Early childhood temperament deviations linked to higher ADHD risk in Norwegian cohort study
Photo by Chidy Young / Unsplash
Key Takeaway
Consider temperament deviations as potential indicators of ADHD risk, but recognize this is observational evidence.

This observational cohort study analyzed data from more than 50,000 children participating in the Norwegian Mother, Father, and Child Cohort Study. Researchers examined deviations from expected temperament development trajectories at ages 1.5, 3, and 5 years in relation to psychiatric diagnoses across childhood and adolescence, using multivariate pattern analysis to identify latent dimensions linking temperament deviations to clinical outcomes.
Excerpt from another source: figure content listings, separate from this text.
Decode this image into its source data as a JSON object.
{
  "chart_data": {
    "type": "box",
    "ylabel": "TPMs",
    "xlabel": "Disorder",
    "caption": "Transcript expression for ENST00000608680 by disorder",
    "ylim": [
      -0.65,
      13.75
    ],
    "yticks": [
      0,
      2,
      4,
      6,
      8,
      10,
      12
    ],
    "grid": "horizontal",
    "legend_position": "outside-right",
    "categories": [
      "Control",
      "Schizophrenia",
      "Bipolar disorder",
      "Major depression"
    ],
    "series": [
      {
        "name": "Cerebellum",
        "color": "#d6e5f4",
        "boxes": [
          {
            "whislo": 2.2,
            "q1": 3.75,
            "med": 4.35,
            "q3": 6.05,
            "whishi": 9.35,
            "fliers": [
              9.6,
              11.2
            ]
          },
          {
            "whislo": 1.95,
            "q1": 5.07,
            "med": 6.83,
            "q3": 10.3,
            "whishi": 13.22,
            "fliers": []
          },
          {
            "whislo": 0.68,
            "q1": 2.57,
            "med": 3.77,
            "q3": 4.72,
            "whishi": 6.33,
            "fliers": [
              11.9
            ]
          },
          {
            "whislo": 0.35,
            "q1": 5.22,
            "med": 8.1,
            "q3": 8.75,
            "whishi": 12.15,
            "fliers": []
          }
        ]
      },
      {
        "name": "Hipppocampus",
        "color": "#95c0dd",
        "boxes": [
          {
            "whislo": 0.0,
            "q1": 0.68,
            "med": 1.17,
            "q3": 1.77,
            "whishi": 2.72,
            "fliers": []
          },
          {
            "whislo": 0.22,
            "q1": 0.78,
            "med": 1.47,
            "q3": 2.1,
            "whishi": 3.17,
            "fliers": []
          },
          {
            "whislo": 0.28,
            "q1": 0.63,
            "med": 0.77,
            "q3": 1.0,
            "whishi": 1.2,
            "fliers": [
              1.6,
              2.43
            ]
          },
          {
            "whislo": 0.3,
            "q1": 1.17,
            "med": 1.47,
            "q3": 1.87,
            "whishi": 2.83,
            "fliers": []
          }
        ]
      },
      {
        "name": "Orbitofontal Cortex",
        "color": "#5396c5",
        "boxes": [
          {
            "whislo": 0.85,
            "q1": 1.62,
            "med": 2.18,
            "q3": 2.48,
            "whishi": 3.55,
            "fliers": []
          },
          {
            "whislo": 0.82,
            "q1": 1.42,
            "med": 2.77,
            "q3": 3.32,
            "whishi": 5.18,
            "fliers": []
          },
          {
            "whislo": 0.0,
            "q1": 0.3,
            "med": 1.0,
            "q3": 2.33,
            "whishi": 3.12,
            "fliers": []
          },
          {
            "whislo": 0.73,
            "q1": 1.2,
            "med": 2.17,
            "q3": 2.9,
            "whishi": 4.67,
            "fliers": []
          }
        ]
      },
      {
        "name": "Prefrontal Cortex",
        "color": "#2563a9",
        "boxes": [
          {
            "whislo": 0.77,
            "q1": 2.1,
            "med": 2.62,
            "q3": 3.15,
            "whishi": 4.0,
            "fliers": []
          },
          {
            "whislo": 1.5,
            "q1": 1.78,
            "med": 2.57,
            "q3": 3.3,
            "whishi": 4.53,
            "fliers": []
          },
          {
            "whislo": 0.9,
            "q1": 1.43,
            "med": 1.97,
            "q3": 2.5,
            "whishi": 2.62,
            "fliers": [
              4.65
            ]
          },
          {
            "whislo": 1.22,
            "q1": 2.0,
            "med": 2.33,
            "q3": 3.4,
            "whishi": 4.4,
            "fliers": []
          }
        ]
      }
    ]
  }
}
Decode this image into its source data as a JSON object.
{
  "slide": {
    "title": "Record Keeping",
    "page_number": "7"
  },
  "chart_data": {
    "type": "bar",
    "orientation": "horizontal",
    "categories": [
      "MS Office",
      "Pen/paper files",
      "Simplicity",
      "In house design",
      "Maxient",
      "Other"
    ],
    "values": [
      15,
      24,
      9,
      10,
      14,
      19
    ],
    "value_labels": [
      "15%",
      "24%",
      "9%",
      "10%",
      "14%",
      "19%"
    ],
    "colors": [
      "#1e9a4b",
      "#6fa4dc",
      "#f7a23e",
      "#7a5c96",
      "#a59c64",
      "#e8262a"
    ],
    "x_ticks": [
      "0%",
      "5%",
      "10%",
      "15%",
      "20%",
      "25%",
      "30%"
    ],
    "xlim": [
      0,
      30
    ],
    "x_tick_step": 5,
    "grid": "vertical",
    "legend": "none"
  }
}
The analysis revealed that temperament deviation dimensions were associated with a higher hazard of ADHD diagnosis, which emerged as the most prominent outcome linked to these deviations. The study also identified genetic loci jointly associated with both temperament trajectories and ADHD. However, the researchers did not report specific effect sizes, absolute numbers, p-values, or confidence intervals for these associations.

No safety or tolerability data were reported, as this was an observational study of developmental patterns rather than an intervention trial. Key limitations include the observational design, which cannot establish causality, and the lack of reported effect size metrics. The study's practice relevance is restrained: early temperament monitoring may serve as an indicator of later mental health risk, but clinical utility requires further validation.

Study Details

Study typeCohort
EvidenceLevel 3
PublishedMar 2026
View Original Abstract ↓
Early-childhood temperament is associated with mental health outcomes decades later. Temperament reflects early-emerging individual differences in emotional and behavioral tendencies. These differences are relatively stable across development and shaped by both genetic and environmental influences. However, the consequences of departures from expected developmental trajectories remain largely unexplored. Using data from more than 50,000 children in the Norwegian Mother, Father and Child Cohort Study, we modeled longitudinal temperament trajectories at 1.5, 3, and 5 years of age and quantified deviations from expected development. Multivariate pattern analysis revealed latent dimensions linking these deviations to clinical diagnoses, with ADHD as the most prominent outcome. Time-to-event analysis showed that these dimensions were associated with a higher hazard of ADHD diagnosis across childhood and adolescence. Finally, genetic analyses identified loci jointly associated with temperament trajectories and ADHD, revealing age-dependent genetic effects. Together, these findings show that deviations from temperament trajectories in early childhood capture transdiagnostic vulnxerability across development. Early temperament monitoring may thus serve as an indicator of later mental health risk.